Journal Publication
Resources:
- Paper link: https://doi.org/10.1109/LRA.2020.2975759
- Preprints: https://arxiv.org/abs/2001.08012
- Bibtex citation: Bibtex
Abstract:
Uncertain dynamic obstacles, such as pedestrians or vehicles, pose a major challenge for optimal robot navigation with safety guarantees. Previous work on optimal motion planning has employed two main strategies to define a safe bound on an obstacle's space: using a polyhedron or a nonlinear differentiable surface. The former approach relies on disjunctive programming, which has a relatively high computational cost that grows exponentially with the number of obstacles.
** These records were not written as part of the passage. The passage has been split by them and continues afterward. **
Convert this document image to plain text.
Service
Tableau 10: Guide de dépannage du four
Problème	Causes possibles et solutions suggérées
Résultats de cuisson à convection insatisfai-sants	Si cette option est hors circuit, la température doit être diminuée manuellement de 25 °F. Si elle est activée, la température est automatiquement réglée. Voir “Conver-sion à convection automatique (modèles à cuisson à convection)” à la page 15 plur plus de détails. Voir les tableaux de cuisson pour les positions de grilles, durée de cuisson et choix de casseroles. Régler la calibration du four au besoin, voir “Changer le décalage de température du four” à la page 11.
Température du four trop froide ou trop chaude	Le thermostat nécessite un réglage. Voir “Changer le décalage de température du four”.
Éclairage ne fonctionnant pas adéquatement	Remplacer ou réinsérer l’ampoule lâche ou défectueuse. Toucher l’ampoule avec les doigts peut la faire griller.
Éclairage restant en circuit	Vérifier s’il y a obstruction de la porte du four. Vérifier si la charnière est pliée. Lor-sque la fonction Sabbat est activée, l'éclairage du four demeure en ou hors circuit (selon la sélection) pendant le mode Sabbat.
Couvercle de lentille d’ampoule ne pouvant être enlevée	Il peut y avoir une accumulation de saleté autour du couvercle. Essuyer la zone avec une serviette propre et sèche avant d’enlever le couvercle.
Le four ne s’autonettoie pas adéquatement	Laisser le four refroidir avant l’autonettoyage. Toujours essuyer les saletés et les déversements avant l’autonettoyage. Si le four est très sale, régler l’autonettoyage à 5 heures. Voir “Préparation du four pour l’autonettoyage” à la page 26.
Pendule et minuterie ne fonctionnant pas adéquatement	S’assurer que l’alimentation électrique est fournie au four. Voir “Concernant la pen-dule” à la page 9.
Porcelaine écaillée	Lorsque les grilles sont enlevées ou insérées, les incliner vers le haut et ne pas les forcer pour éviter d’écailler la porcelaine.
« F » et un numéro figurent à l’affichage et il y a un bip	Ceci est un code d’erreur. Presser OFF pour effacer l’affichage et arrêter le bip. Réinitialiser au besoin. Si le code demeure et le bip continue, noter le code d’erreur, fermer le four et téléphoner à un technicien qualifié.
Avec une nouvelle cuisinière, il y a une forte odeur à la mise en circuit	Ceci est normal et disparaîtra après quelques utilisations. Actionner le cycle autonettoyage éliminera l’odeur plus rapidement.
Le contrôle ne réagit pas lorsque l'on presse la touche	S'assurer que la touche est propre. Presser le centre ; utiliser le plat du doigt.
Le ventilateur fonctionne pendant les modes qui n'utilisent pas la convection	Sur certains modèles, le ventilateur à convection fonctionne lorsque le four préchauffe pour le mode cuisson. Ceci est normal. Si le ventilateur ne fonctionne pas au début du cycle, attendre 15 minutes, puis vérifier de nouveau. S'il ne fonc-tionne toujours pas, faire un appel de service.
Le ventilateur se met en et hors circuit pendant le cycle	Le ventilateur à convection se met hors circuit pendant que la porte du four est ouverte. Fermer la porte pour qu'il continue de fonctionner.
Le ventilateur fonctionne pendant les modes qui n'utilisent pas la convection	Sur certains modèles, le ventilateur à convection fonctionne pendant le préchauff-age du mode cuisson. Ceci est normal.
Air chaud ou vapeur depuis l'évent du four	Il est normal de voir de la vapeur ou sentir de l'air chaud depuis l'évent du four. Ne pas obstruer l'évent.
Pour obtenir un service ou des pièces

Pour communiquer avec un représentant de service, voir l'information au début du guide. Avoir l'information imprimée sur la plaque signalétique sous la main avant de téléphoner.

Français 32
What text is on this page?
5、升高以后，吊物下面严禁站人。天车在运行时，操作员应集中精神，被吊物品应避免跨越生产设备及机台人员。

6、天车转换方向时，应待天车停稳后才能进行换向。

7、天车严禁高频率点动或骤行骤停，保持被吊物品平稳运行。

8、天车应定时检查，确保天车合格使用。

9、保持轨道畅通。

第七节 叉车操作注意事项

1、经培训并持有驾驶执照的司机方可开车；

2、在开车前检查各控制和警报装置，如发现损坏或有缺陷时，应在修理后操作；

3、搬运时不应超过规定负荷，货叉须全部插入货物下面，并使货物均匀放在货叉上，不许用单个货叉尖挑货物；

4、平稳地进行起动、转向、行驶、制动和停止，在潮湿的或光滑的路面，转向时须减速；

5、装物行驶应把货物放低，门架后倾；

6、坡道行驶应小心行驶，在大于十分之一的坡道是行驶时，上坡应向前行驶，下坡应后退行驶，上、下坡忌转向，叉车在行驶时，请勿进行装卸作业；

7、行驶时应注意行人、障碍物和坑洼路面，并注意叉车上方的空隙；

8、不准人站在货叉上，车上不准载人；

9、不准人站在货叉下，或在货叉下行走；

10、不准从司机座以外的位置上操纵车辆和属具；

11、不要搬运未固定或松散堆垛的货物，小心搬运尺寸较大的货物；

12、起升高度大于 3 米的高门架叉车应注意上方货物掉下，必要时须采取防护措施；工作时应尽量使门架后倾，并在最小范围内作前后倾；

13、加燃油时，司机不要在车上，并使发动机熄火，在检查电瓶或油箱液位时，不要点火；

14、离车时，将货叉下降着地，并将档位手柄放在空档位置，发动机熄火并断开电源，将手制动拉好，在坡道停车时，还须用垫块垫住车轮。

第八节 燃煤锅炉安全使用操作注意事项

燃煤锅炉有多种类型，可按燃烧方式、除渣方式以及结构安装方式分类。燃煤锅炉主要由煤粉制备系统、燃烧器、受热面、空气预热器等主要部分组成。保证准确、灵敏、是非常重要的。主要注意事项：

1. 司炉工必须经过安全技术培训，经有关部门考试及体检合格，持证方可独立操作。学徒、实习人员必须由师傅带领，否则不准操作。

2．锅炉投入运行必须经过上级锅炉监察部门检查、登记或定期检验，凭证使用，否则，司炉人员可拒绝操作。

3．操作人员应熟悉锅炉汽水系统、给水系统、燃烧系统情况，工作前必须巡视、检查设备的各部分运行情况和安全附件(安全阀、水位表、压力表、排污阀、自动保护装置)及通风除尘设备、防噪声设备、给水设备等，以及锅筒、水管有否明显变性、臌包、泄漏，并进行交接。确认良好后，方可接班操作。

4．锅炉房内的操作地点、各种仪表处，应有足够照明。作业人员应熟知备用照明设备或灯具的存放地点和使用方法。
The latter approach needs to be linearized locally to find a tractable evaluation of the chance constraints, which dramatically reduces the remaining free space and leads to over-conservative trajectories or even unfeasibility. In this work, we present a hybrid approach that eludes the pitfalls of both strategies while maintaining the original safety guarantees. The key idea consists in obtaining a safe differentiable approximation for the disjunctive chance constraints bounding the obstacles. The resulting nonlinear optimization problem can be efficiently solved to meet fast real-time requirements with multiple obstacles. We validate our approach through mathematical proof, simulation and real experiments with an aerial robot using nonlinear model predictive control to avoid pedestrians.